The book, "To Plagiarize or Not to Plagiarize?" is an attempt to set boundaries in the wake of pulpit plagiarism claims that have hit not just Catholic clerics in Poland but ministers from other Christian denominations in the United States.For what it's worth, experience shows that, when translated and posted promptly, the Pope's weekly Angelus/Regina Caeli meditations have been of widespread use to preachers in a bind. And, really, given the quality, that's not the worst thing in the world... so long as it's applied to the needs of the flock.
Temptation is just the click of a mouse away as more and more churches post their sermons online, not to mention the availability of books and church-sponsored magazines that provide inspiration for sermons.
There is a thin line between drawing inspiration and lifting the text outright, said the Rev. Wieslaw Przyczyna, one of the book's editors....
Paul Hasser of the Center for the Liturgy of St. Louis University in Missouri said he remembered seeing priests reading their Sunday sermons directly from a book when he was a boy.
"That bothered no one then," said Hasser, who runs the Center's sermon Web site.
But with the quick dissemination of sermons on the Internet, and the involvement of copyright law, times have changed.
Now, in Poland, a priest caught using a plagiarized sermon can face stiff fines or even as long as three years in prison, though no one has actually been charged or sentenced.
The concern about ensuring that priests follow a righteous path is what led to the publication of the church's book last month, said Przyczyna, who helped edit the 150-page text that is available to Poland's 28,000 priests for about $13.
Przyczyna, a sermon expert at Krakow's Pontifical Academy of Theology, told The Associated Press that existing sermons can be used — "but according to rules" that forbid a word-for-word citation without properly acknowledging their source.
"You need to give a clear signal: The text is not mine," he said. "If priests lack this kind of sensitivity, they should at least be afraid of the law."
In Poland, he said more and more clergy and churchgoers have reported a "spreading problem" of the lifting of sermons, but no precise research has been done and exact figures are just guesses.
It is an issue that is particularly sensitive in this country of 38 million people, where more than 90 percent of the population is Catholic and many attend Sunday Mass.

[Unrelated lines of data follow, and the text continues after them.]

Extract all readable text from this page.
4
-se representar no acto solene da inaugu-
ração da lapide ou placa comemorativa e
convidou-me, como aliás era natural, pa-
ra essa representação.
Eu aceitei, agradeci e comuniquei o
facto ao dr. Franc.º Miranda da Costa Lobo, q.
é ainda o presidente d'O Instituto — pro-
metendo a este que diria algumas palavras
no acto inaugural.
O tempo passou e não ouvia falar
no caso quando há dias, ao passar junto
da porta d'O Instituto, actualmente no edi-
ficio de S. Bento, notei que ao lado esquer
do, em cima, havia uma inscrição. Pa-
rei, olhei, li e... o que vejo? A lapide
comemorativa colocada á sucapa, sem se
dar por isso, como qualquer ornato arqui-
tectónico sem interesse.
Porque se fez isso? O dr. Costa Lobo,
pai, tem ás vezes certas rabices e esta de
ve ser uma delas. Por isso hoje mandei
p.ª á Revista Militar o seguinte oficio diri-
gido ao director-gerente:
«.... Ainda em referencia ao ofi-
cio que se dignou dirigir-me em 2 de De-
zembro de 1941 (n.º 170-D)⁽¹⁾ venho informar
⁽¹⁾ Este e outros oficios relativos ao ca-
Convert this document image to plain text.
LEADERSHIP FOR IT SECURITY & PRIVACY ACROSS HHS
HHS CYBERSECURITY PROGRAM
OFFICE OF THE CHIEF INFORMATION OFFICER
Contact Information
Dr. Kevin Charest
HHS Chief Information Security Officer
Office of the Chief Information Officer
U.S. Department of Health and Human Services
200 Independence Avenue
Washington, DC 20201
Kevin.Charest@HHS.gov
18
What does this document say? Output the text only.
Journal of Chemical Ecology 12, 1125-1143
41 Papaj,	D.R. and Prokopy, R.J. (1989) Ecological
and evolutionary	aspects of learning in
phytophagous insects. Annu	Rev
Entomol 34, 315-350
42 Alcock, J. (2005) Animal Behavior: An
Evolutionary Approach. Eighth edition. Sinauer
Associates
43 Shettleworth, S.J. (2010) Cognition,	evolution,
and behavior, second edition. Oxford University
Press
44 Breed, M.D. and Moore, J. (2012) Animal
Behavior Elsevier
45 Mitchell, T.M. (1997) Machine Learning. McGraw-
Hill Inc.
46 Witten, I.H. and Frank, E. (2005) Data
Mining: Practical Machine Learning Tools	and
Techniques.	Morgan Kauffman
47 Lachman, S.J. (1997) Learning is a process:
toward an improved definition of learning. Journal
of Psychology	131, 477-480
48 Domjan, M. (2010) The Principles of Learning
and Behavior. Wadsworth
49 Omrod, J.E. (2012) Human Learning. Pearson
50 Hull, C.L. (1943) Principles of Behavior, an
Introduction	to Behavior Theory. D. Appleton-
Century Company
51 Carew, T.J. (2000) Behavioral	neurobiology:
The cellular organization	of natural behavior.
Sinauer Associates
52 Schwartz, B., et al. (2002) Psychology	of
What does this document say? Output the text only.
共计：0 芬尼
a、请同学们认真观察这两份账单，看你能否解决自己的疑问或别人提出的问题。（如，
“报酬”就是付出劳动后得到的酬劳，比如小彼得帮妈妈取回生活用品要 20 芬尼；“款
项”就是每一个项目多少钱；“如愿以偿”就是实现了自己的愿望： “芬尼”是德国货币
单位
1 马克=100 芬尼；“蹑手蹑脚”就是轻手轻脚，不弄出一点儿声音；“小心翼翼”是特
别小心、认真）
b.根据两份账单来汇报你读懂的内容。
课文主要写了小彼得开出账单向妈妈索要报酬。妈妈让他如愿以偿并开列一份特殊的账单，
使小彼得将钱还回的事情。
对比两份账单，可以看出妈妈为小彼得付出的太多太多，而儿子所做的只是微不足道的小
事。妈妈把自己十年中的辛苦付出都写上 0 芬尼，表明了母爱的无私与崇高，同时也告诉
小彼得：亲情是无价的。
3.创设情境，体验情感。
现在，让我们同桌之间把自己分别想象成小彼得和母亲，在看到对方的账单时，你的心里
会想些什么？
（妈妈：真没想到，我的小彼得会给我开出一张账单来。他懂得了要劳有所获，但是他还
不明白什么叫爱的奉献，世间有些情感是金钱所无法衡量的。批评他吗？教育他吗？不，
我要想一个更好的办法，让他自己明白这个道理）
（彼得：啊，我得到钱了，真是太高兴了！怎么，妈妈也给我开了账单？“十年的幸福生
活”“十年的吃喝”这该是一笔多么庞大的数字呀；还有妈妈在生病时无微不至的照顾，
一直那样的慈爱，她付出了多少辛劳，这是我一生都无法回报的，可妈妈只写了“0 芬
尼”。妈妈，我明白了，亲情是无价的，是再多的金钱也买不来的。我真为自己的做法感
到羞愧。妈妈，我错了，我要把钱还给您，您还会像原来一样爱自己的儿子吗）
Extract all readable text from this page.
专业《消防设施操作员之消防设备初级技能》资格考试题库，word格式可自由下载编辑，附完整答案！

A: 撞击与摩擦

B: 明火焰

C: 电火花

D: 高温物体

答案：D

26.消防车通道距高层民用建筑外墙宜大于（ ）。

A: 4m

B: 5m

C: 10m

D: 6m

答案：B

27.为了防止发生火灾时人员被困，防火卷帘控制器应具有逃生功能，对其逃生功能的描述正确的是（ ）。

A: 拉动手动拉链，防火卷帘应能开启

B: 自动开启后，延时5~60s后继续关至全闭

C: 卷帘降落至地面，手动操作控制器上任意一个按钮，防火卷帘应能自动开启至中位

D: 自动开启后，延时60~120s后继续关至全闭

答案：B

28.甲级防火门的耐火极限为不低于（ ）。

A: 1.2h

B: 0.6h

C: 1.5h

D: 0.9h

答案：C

Priests enjoy great moral authority, especially in rural areas.
Przyczyna said that offending priests "were not aware" that "they were acting immorally and ignoring the copyright law" but "believed they were using the Church's public domain."
"Saying a sermon means bearing witness to one's own faith, and how can you do that using someone else's text?" he said. "It is falsehood creeping into the preaching of truth that God is."
Przyczyna recounted a recent encounter with a nun in Krakow who said she had stopped attending Masses by her favorite priest after he delivered — word-for-word — a sermon she'd seen on the Internet written by someone else.
Parishioners at another church — suspecting their priest of plagiarizing — attended Mass with their own copies of a sermon posted online for that specific Sunday.
When the priest delivered it verbatim, they met with him afterward and privately rebuked him for the plagiarism.
The concern is not just local. The Biblioteka Kaznodziejska, a bimonthly magazine that publishes sermons, was checking whether a Polish text offered for the February edition was actually a translation from the Rev. Raniero Cantalamessa, an aide to Pope Benedict XVI.
It's chief editor, the Rev. Maciej Kubiak, said that the people lifting sermons mostly have been young priests in cities who are Web-savvy but lack experience in speaking publicly.
"You see it in their approach to the Internet: You can draw freely from whatever is there," Kubiak said. "Preparing a sermon means an effort but you must be honest in it."